Someone sneezes. Someone can’t get a signal. Someone shares a secret. Someone won’t answer the door. Someone put an elephant on the stairs. Someone’s not ready to talk. Someone is her brother’s mother. Someone hates irrational numbers. Someone told the police. Someone got a message from the traffic light. Someone’s never felt like this before.
In this fast moving kaleidoscope, more than a hundred characters try to make sense of what they know.

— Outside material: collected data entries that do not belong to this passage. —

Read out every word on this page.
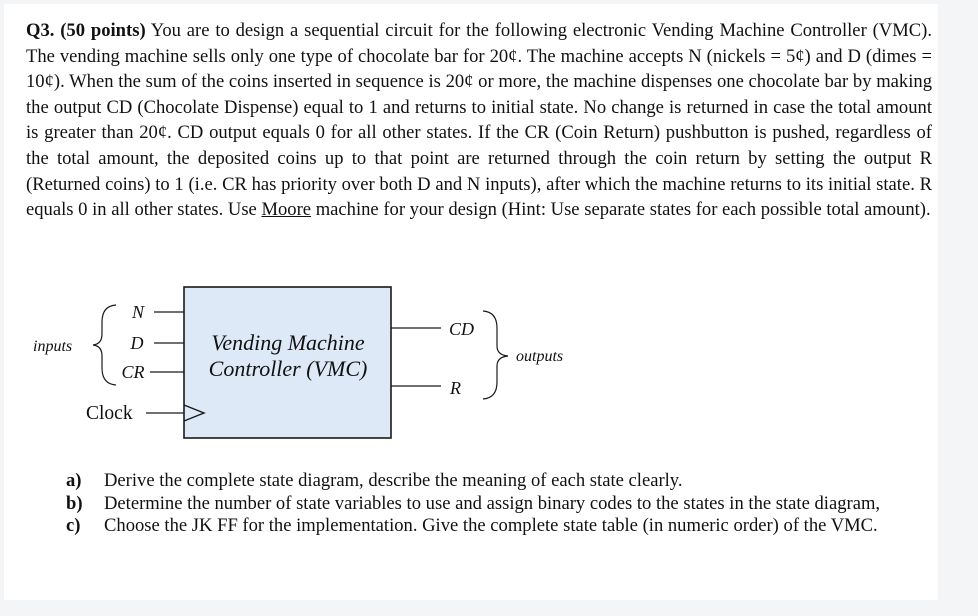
Q3. (50 points) You are to design a sequential circuit for the following electronic Vending Machine Controller (VMC). The vending machine sells only one type of chocolate bar for 20¢. The machine accepts N (nickels = 5¢) and D (dimes = 10¢). When the sum of the coins inserted in sequence is 20¢ or more, the machine dispenses one chocolate bar by making the output CD (Chocolate Dispense) equal to 1 and returns to initial state. No change is returned in case the total amount is greater than 20¢. CD output equals 0 for all other states. If the CR (Coin Return) pushbutton is pushed, regardless of the total amount, the deposited coins up to that point are returned through the coin return by setting the output R (Returned coins) to 1 (i.e. CR has priority over both D and N inputs), after which the machine returns to its initial state. R equals 0 in all other states. Use Moore machine for your design (Hint: Use separate states for each possible total amount).

Vending Machine
Controller (VMC)
N
D
CR
inputs
Clock
CD
R
outputs
a) Derive the complete state diagram, describe the meaning of each state clearly.
b) Determine the number of state variables to use and assign binary codes to the states in the state diagram,
c) Choose the JK FF for the implementation. Give the complete state table (in numeric order) of the VMC.
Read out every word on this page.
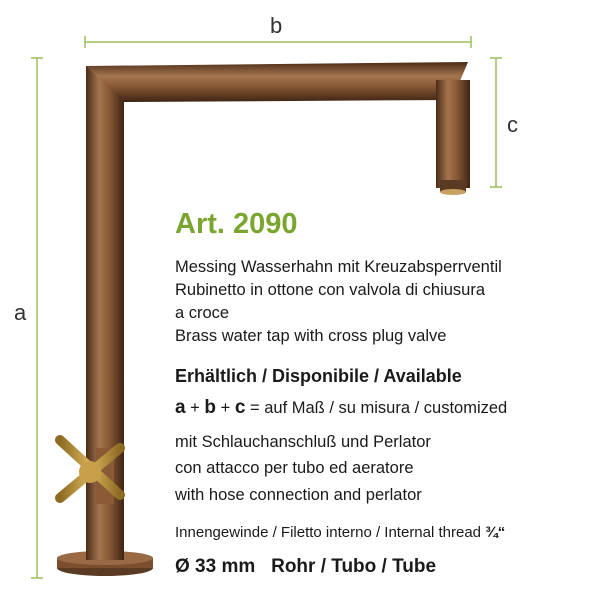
b
a
c
Art. 2090
Messing Wasserhahn mit Kreuzabsperrventil
Rubinetto in ottone con valvola di chiusura
a croce
Brass water tap with cross plug valve
Erhältlich / Disponibile / Available
a + b + c = auf Maß / su misura / customized
mit Schlauchanschluß und Perlator
con attacco per tubo ed aeratore
with hose connection and perlator
Innengewinde / Filetto interno / Internal thread ¾“
Ø 33 mm   Rohr / Tubo / Tube
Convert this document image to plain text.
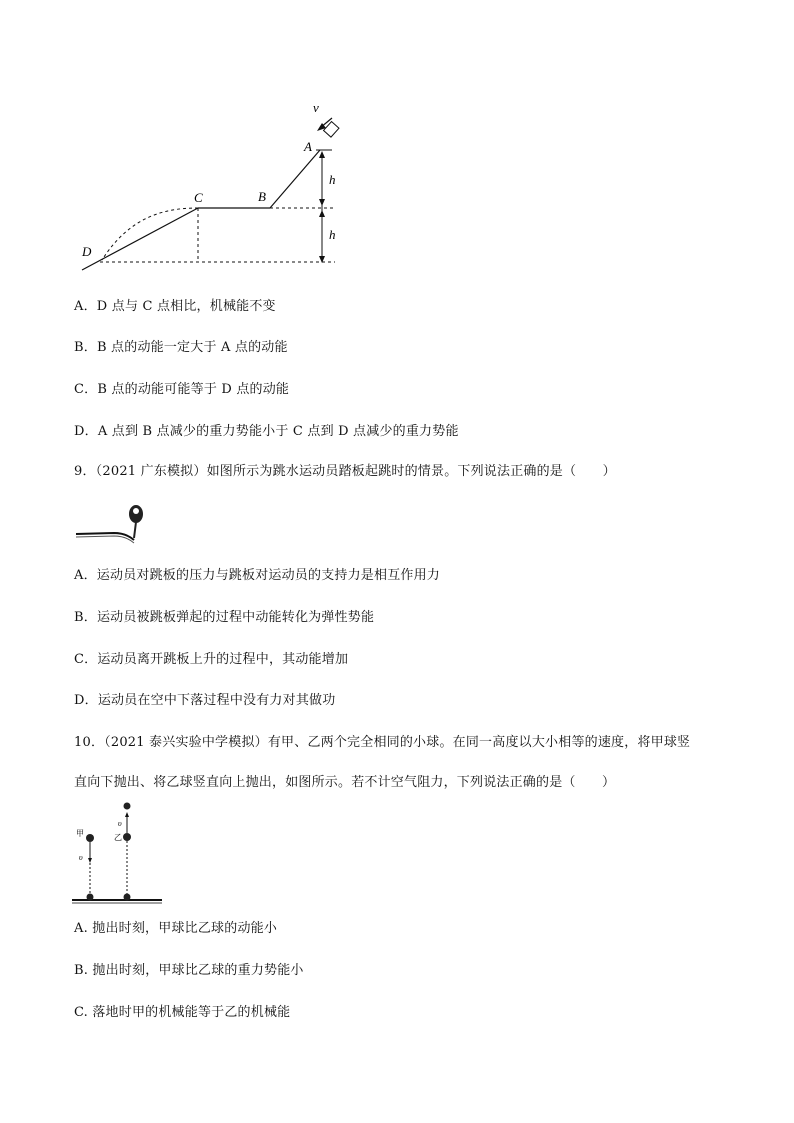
v
A
B
C
D
h
h
A．D 点与 C 点相比，机械能不变
B．B 点的动能一定大于 A 点的动能
C．B 点的动能可能等于 D 点的动能
D．A 点到 B 点减少的重力势能小于 C 点到 D 点减少的重力势能
9．（2021 广东模拟）如图所示为跳水运动员踏板起跳时的情景。下列说法正确的是（　　）
A．运动员对跳板的压力与跳板对运动员的支持力是相互作用力
B．运动员被跳板弹起的过程中动能转化为弹性势能
C．运动员离开跳板上升的过程中，其动能增加
D．运动员在空中下落过程中没有力对其做功
10．（2021 泰兴实验中学模拟）有甲、乙两个完全相同的小球。在同一高度以大小相等的速度，将甲球竖
直向下抛出、将乙球竖直向上抛出，如图所示。若不计空气阻力，下列说法正确的是（　　）
甲	乙
υ
υ
A. 抛出时刻，甲球比乙球的动能小
B. 抛出时刻，甲球比乙球的重力势能小
C. 落地时甲的机械能等于乙的机械能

'This exhilarating theatrical kaleidoscope... What is extraordinary about Churchill is her capacity as a dramatist to go on reinventing the wheel'
'A myriad of short scenes, a plethora of ideas, a large cast, a script of unallocated lines (with an appendix of "random" alternatives), a comedy of communication, a drama of depression, a modern manual of sex, memory and schizophrenia. I'm not quite sure how it happens, but every time Caryl Churchill writes a play, she breaks the mould.'
'In the fast-moving traffic of life there are still quiet moments of beauty, heart wrenching sorrow, joy, and profound epiphanies... (The) succinct and thought-provoking script... speaks volumes about the fast turnover of modern life. Five Stars.'
'a wonderful web of complex emotions, memories, secrets and facts'
'The wit, invention and structural ingenuity of Churchill's work are remarkable...she never does anything twice.'
Caryl Churchill is a leading dramatist whose many plays include Light Shining in Buckinghamshire, Top Girls, Cloud Nine, Far Away and A Number.